Co-author Chandra Sekhar Tiwary, a Rice postdoctoral researcher, observed that the few nanoribbons and nanotubes that survived the impact were frequently welded together, as examined in transmission electron microscope images.
In our previous report, we showed that carbon nanotubes form graphene nanoribbons at hypervelocity impact. We were expecting to get welded carbon nanostructures, but we were surprised to observe nanodiamond as well.
Chandra Sekhar Tiwary, Postdoctoral Researcher, Rice University
Ajayan said that the orientation of nanotubes to each other and with respect to the target, and the number of tube walls were as significant to the final structures as the velocity.
“The current work opens a new way to make nanosize materials using high-velocity impact,” said co-lead author Leonardo Machado of the Brazil team.
Machado is a graduate student at the State University of Campinas, Brazil, and the Federal University of Rio Grande do Norte, Brazil. Co-authors are Rice’s Robert Vajtai, an associate research professor, and Enrique Barrera, a professor of materials science and nanoengineering, and Pedro Alves da Silva of the State University of Campinas and the Federal University of ABC, Santo Andre, Brazil. Ajayan is chair of Rice’s Department of Materials Science and NanoEngineering, the Benjamin M. and Mary Greenwood Anderson Professor in Engineering and a professor of chemistry.

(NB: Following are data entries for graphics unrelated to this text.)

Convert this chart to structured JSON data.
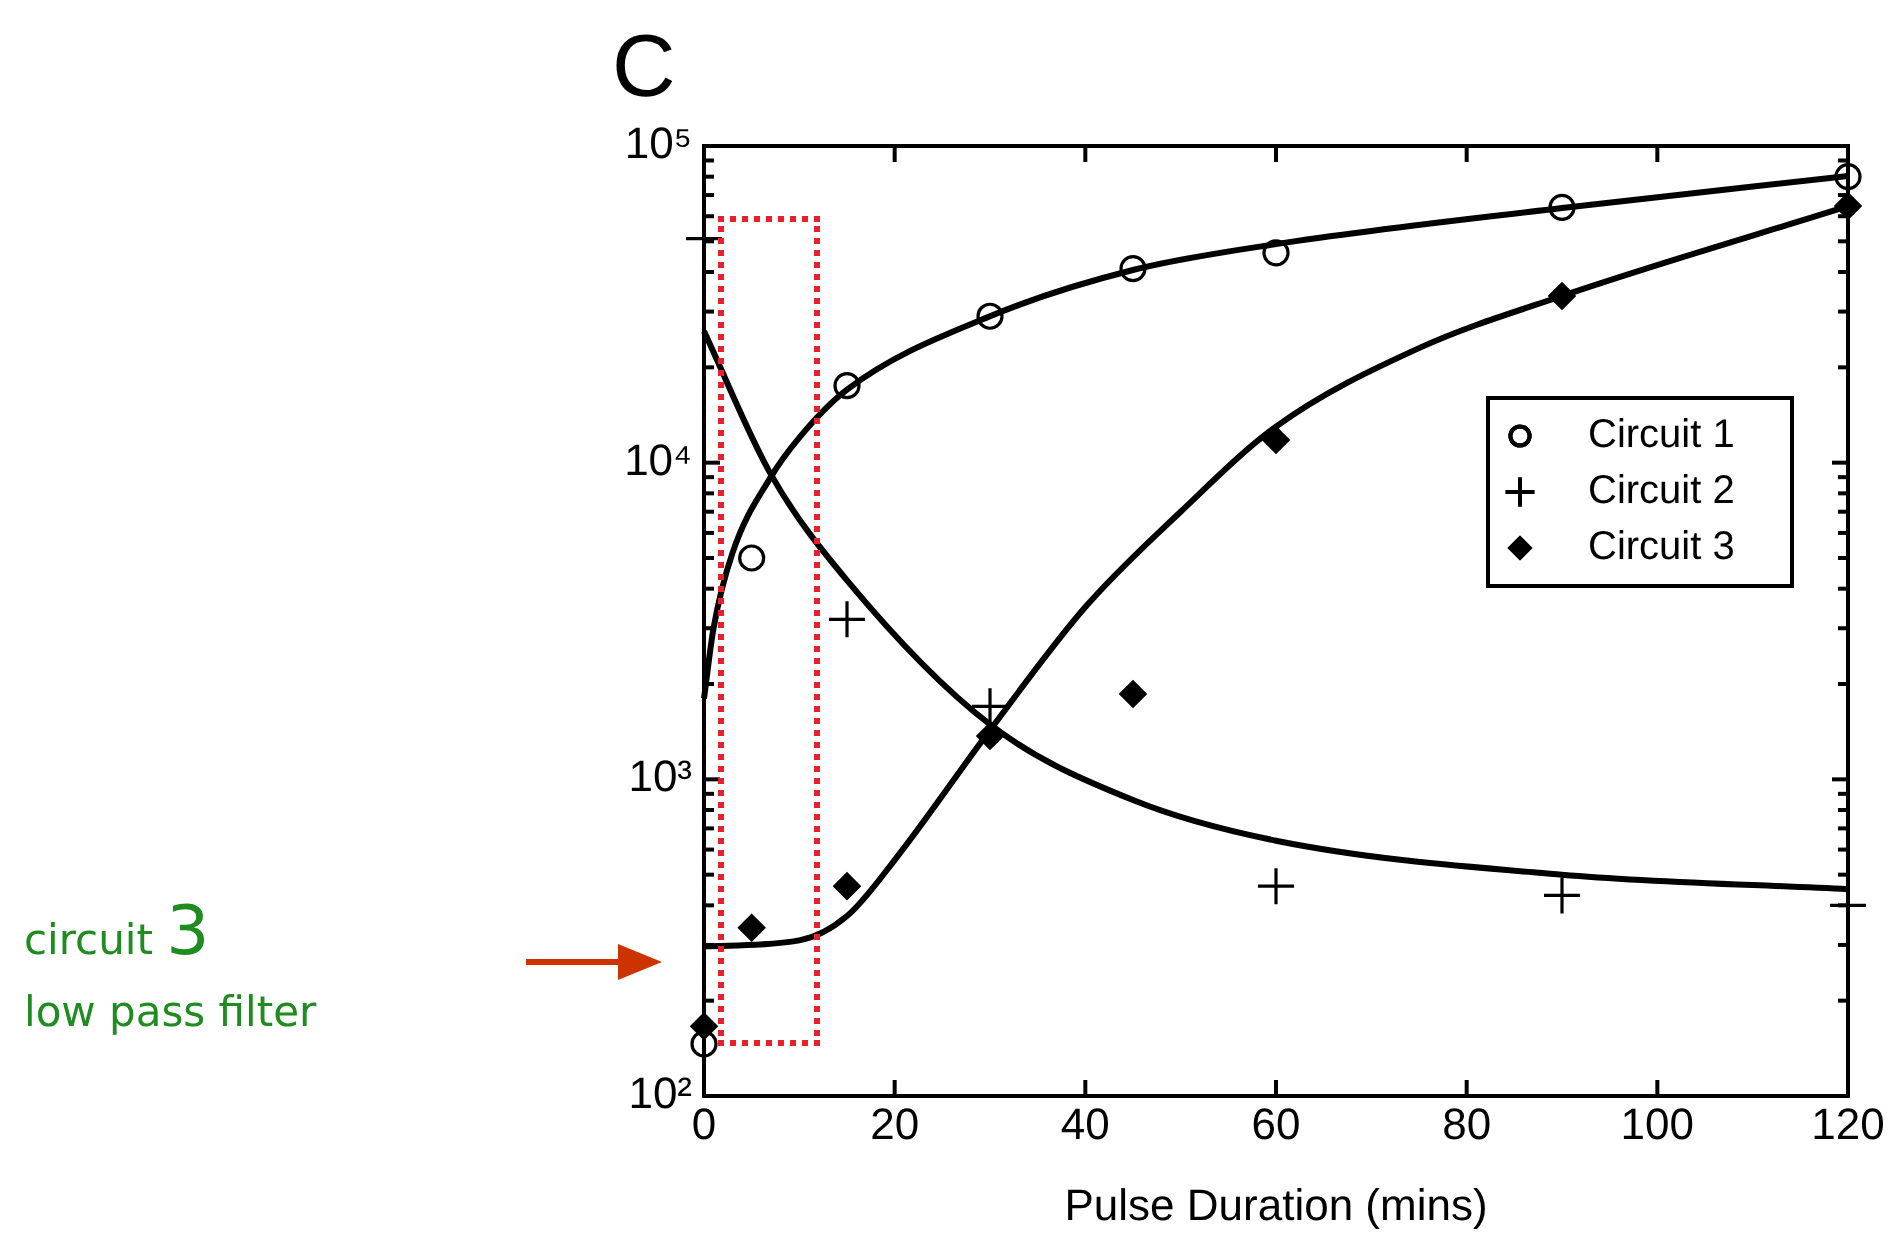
{
  "chart_data": {
    "type": "scatter",
    "title": "C",
    "xlabel": "Pulse Duration (mins)",
    "xlim": [
      0,
      120
    ],
    "xticks": [
      0,
      20,
      40,
      60,
      80,
      100,
      120
    ],
    "ylim": [
      100,
      100000
    ],
    "log": "y",
    "yticks": [
      {
        "value": 100,
        "label": "10²"
      },
      {
        "value": 200,
        "label": null
      },
      {
        "value": 300,
        "label": null
      },
      {
        "value": 400,
        "label": null
      },
      {
        "value": 500,
        "label": null
      },
      {
        "value": 600,
        "label": null
      },
      {
        "value": 700,
        "label": null
      },
      {
        "value": 800,
        "label": null
      },
      {
        "value": 900,
        "label": null
      },
      {
        "value": 1000,
        "label": "10³"
      },
      {
        "value": 2000,
        "label": null
      },
      {
        "value": 3000,
        "label": null
      },
      {
        "value": 4000,
        "label": null
      },
      {
        "value": 5000,
        "label": null
      },
      {
        "value": 6000,
        "label": null
      },
      {
        "value": 7000,
        "label": null
      },
      {
        "value": 8000,
        "label": null
      },
      {
        "value": 9000,
        "label": null
      },
      {
        "value": 10000,
        "label": "10⁴"
      },
      {
        "value": 20000,
        "label": null
      },
      {
        "value": 30000,
        "label": null
      },
      {
        "value": 40000,
        "label": null
      },
      {
        "value": 50000,
        "label": null
      },
      {
        "value": 60000,
        "label": null
      },
      {
        "value": 70000,
        "label": null
      },
      {
        "value": 80000,
        "label": null
      },
      {
        "value": 90000,
        "label": null
      },
      {
        "value": 100000,
        "label": "10⁵"
      }
    ],
    "grid": false,
    "legend": "right",
    "series": [
      {
        "name": "Circuit 1",
        "type": "scatter",
        "marker": "circle",
        "color": "#000000",
        "x": [
          0,
          5,
          15,
          30,
          45,
          60,
          90,
          120
        ],
        "values": [
          146,
          5000,
          17500,
          29000,
          41000,
          46000,
          64000,
          80000
        ]
      },
      {
        "name": "Circuit 2",
        "type": "scatter",
        "marker": "cross",
        "color": "#000000",
        "x": [
          0,
          15,
          30,
          60,
          90,
          120
        ],
        "values": [
          51000,
          3200,
          1700,
          460,
          430,
          400
        ]
      },
      {
        "name": "Circuit 3",
        "type": "scatter",
        "marker": "diamond",
        "color": "#000000",
        "x": [
          0,
          5,
          15,
          30,
          45,
          60,
          90,
          120
        ],
        "values": [
          166,
          340,
          460,
          1370,
          1860,
          11800,
          33600,
          64600
        ]
      },
      {
        "type": "line",
        "marker": "none",
        "color": "#000000",
        "x": [
          0,
          1,
          3,
          7,
          10,
          15,
          30,
          45,
          60,
          90,
          120
        ],
        "values": [
          1800,
          3000,
          5200,
          9000,
          12000,
          17000,
          29000,
          40600,
          49000,
          63700,
          80400
        ]
      },
      {
        "type": "line",
        "marker": "none",
        "color": "#000000",
        "x": [
          0,
          7,
          15,
          30,
          45,
          60,
          90,
          120
        ],
        "values": [
          26000,
          9200,
          4250,
          1490,
          860,
          640,
          500,
          450
        ]
      },
      {
        "type": "line",
        "marker": "none",
        "color": "#000000",
        "x": [
          0,
          10,
          15,
          20,
          30,
          40,
          50,
          60,
          75,
          90,
          120
        ],
        "values": [
          297,
          310,
          370,
          556,
          1430,
          3500,
          7000,
          13000,
          23000,
          33600,
          64600
        ]
      }
    ],
    "annotations": [
      "circuit 3",
      "low pass filter"
    ]
  }
}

The study was supported by the Department of Defense, the U.S. Air Force Office of Scientific Research and its Multidisciplinary University Research Initiative, NASA’s Johnson Space Center, the Sao Paulo Research Foundation, the Center for Computational Engineering and Sciences at Unicamp, Brazil, and the Brazilian Federal Agency for Support and Evaluation of Graduate Education.